More than 200 families face eviction in Dublin after Goldman Sachs vulture fund deal

More than 200 families face eviction in Dublin after Goldman Sachs vulture fund deal

Scores of families in the Tyrellstown area of Dublin, Ireland are at risk of losing their homes after a Goldman Sachs venture fund purchased an €89 million loan on their housing development.

Some 60 families have already been served eviction notices, according to The Sunday Business Post.

The move comes after Sachs purchased the loan that Irish company Twinlite had secured on the Cruise Park development. Sachs and Twinlite subsequently reached a deal to sell 208 of the development’s houses.

Under Irish tenancy and eviction laws, landlords have to provide notice of between four and five months to their long-term tenants before evicting them from a property.

Many of the tenants at risk of eviction in Tyrellstown are social housing recipients, who will likely need to source alternative accommodation through their local authority.
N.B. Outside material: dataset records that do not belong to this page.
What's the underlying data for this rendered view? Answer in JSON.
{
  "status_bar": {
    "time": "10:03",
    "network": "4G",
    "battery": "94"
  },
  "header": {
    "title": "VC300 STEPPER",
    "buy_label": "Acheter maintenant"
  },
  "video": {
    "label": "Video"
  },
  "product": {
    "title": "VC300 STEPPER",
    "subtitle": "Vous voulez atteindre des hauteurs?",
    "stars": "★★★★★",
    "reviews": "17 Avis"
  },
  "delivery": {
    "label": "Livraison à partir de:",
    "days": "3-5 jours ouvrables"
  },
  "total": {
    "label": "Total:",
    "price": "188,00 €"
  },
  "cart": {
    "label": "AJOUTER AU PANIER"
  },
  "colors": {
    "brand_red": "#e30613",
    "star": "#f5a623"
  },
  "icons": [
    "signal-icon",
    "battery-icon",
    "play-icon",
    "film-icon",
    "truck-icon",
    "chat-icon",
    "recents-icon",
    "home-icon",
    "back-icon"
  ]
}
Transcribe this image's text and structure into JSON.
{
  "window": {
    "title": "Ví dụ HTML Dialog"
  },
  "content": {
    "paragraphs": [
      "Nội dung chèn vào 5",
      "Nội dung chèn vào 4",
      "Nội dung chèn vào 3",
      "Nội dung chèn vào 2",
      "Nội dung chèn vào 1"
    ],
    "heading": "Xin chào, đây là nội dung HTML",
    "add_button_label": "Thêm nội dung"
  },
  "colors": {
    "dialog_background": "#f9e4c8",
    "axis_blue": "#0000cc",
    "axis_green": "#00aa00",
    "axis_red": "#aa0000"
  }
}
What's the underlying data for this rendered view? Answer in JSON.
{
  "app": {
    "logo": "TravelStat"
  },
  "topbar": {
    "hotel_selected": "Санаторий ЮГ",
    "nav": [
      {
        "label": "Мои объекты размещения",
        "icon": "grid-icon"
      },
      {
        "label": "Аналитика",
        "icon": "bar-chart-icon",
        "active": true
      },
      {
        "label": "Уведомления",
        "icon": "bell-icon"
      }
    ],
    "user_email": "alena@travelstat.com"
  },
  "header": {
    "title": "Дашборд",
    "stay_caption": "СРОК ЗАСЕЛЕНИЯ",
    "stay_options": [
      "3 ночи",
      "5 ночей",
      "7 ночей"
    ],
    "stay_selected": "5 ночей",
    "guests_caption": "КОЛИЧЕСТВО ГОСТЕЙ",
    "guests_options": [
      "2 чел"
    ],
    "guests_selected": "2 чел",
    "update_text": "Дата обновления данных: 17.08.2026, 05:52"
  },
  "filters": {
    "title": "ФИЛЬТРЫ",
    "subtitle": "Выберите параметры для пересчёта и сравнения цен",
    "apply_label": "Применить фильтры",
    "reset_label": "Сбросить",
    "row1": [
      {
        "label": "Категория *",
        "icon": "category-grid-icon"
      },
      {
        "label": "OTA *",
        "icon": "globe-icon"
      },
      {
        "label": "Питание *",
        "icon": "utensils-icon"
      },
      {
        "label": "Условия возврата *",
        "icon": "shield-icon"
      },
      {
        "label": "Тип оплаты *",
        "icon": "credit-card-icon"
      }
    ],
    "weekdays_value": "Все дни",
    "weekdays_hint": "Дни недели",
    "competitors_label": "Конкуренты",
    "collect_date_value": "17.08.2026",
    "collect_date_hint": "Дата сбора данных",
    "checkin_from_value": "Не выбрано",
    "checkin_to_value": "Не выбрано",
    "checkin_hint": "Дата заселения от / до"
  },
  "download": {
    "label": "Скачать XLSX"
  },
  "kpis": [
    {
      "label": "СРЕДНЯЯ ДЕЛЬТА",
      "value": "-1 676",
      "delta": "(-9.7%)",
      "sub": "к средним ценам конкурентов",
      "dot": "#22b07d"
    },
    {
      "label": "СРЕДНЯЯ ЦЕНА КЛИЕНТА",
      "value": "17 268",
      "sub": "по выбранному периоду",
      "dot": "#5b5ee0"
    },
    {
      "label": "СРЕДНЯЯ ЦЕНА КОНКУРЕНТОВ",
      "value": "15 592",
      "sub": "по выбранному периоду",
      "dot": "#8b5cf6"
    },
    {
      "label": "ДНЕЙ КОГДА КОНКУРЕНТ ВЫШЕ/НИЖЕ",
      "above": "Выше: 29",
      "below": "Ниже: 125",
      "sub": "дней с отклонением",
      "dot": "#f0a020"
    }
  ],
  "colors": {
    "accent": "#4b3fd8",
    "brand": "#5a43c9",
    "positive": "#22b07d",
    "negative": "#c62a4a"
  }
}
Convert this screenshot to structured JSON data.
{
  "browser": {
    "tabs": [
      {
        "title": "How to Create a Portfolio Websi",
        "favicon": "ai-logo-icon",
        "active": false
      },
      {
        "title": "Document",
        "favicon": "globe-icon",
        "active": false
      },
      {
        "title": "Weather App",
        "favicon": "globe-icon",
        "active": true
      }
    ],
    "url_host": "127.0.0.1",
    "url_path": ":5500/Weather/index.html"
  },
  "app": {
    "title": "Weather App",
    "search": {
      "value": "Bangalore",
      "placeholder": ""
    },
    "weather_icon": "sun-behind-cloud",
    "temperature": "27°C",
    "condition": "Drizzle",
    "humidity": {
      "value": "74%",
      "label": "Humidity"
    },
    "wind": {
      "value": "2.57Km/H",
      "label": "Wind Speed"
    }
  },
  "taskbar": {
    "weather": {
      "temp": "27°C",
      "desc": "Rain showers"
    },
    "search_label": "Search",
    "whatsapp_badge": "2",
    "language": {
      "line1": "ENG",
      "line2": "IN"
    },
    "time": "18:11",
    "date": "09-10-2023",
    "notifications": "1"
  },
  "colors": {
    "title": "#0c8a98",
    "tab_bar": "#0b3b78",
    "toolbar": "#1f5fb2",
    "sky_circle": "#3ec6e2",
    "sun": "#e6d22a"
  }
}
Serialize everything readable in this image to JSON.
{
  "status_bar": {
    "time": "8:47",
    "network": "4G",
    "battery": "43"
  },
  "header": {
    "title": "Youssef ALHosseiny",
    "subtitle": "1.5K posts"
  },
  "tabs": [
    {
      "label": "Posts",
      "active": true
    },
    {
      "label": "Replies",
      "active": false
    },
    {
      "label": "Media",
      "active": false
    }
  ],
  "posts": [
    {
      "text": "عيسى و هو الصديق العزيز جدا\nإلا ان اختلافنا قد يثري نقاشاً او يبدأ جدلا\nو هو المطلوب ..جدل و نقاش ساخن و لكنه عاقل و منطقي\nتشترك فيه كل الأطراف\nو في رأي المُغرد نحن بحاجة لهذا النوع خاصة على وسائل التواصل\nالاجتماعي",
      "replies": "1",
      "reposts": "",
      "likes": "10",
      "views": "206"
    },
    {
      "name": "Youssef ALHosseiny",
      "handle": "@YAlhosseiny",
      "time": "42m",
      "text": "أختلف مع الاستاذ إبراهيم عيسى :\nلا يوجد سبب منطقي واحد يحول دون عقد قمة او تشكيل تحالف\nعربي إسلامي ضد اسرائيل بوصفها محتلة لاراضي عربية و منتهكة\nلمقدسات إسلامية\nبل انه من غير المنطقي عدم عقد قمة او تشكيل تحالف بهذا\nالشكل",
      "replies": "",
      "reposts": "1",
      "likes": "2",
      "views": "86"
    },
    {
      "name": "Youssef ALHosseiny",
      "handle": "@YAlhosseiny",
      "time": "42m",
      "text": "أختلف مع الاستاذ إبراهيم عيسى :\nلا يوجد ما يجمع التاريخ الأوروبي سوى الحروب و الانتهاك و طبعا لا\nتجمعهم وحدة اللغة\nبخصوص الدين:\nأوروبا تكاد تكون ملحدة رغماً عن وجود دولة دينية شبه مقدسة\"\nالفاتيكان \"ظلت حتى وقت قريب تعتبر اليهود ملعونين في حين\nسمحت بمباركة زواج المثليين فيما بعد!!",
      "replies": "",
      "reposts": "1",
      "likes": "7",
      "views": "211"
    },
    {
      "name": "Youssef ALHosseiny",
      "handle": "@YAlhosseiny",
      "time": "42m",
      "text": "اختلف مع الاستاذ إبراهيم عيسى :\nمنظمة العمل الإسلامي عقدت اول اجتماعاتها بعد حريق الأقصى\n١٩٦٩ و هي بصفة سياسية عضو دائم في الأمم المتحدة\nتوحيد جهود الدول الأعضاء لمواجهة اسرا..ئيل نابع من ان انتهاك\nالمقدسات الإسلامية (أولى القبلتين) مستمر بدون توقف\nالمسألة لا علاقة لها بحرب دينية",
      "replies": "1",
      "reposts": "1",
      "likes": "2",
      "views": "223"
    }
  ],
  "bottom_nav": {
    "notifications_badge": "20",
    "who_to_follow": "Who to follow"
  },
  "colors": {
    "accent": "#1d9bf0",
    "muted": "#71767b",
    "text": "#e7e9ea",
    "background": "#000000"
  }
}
However, it is unclear where these people will go if forced from their current home, given the current demand for social housing.

According to figures published last month, there are almost 140,000 people currently on waiting lists for social housing properties around the country.  

A spokesperson for Twinlite told TheJournal.ie that people will not be evicted if the houses involved are not successfully sold.

Dublin Sinn Fein councillor Paul Donnelly will present an emergency motion on the evictions at this evening’s local authority meeting, BreakingNews.ie reports.

Fianna Fail finance spokesperson Michael McGrath warns that both tenants and mortgage holders need better protection from vulture capitalists who can swoop in and take over a property or loan as part of their investment portfolio.

“Vulture funds who outsource the administration of loans still control key decisions such as initiating action for repossession or raising the interest rate that applies to the loan without actually being subject to regulation,” McGrath said in a statement.

“There is also very legitimate concern that loans may be sold more than once with each subsequent transaction resulting in a deterioration of the conditions of the borrower in respect of the interest rate, penalty charges and the status of any restructuring arrangement.”